The Dubbo event, now in it's second year, featured musical entertainment as well as a jumping castle and face painting for the kids, and community organisations, including the Country Women's Association (CWA) and Rotary, were out in force to show their support.
Participants held aloft coloured lanterns - gold to remember someone, white for their own journey, or blue to show they care - and one of the organisers Rhonda Lonney said it was a lovely night.
"There would easily have been three-to-four hundred people I think," Ms Lonney said.
"The aim was to bring attention to the work the Leukaemia Foundation does.
"The research that they do and the help that they give the families, the special accommodation that they provide in Sydney - in particular for a very long time, and just the help they give to anyone with blood cancer."
Dubbo resident Nick Willetts knows first-hand the value of the Leukaemia Foundation's low cost accommodation for patients and their families.

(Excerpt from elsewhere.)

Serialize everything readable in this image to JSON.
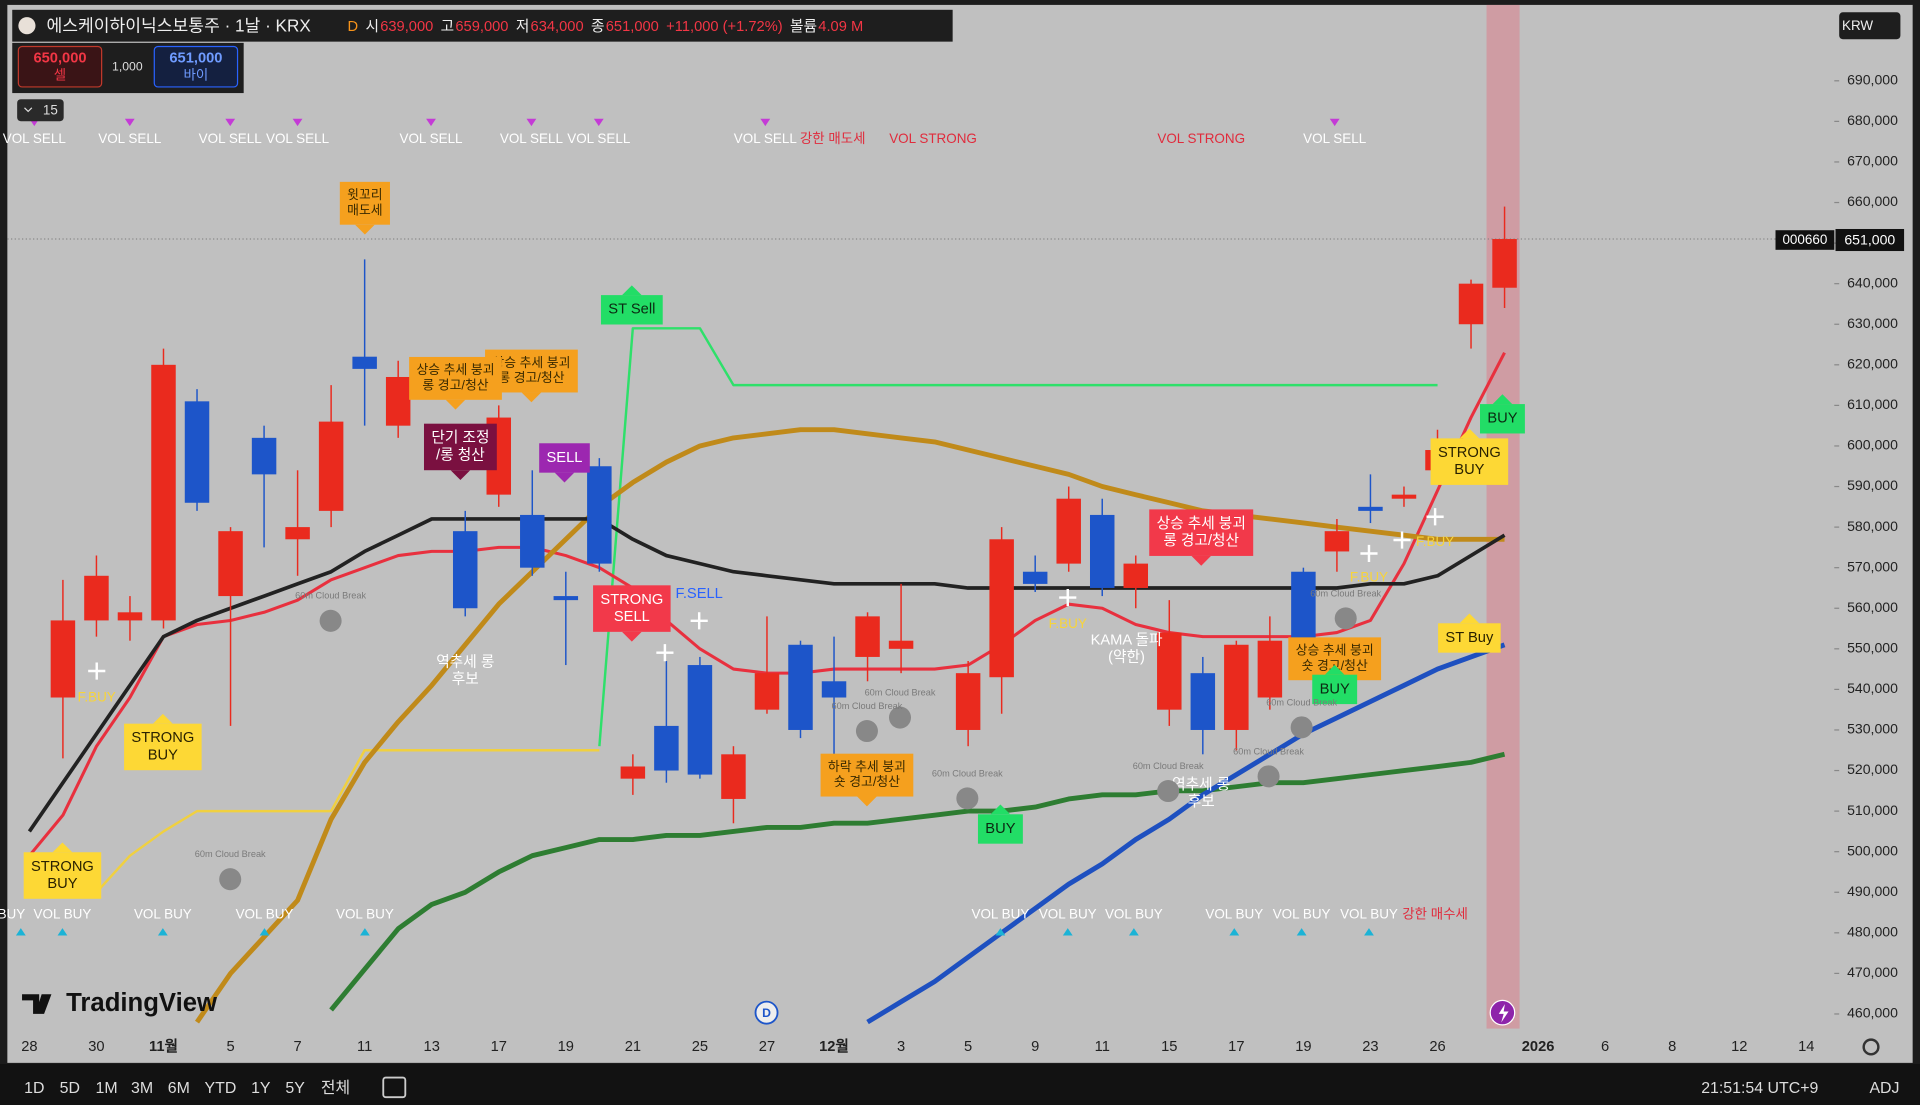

Mr Willetts, who has lymphoma, spent six months living with his mother at the Leukaemia Foundation accommodation in Waverly while he underwent radiation and stem cell replacement therapy earlier this year.
While patients are able to have chemotherapy here in Dubbo, many patients are forced to spend long stints in Sydney for other one-off, or ongoing, treatments, Ms Lonney said.
She said Light the Night was a wonderful moment for those patients to feel the love and support from the Dubbo community.
"It's lovely. I have [myeloma] and it's nice that people come and that people care," she said.
"Thanks to everybody that came because without everybody coming we wouldn't have an event. It was nice to see people there, and people that had been last year as well."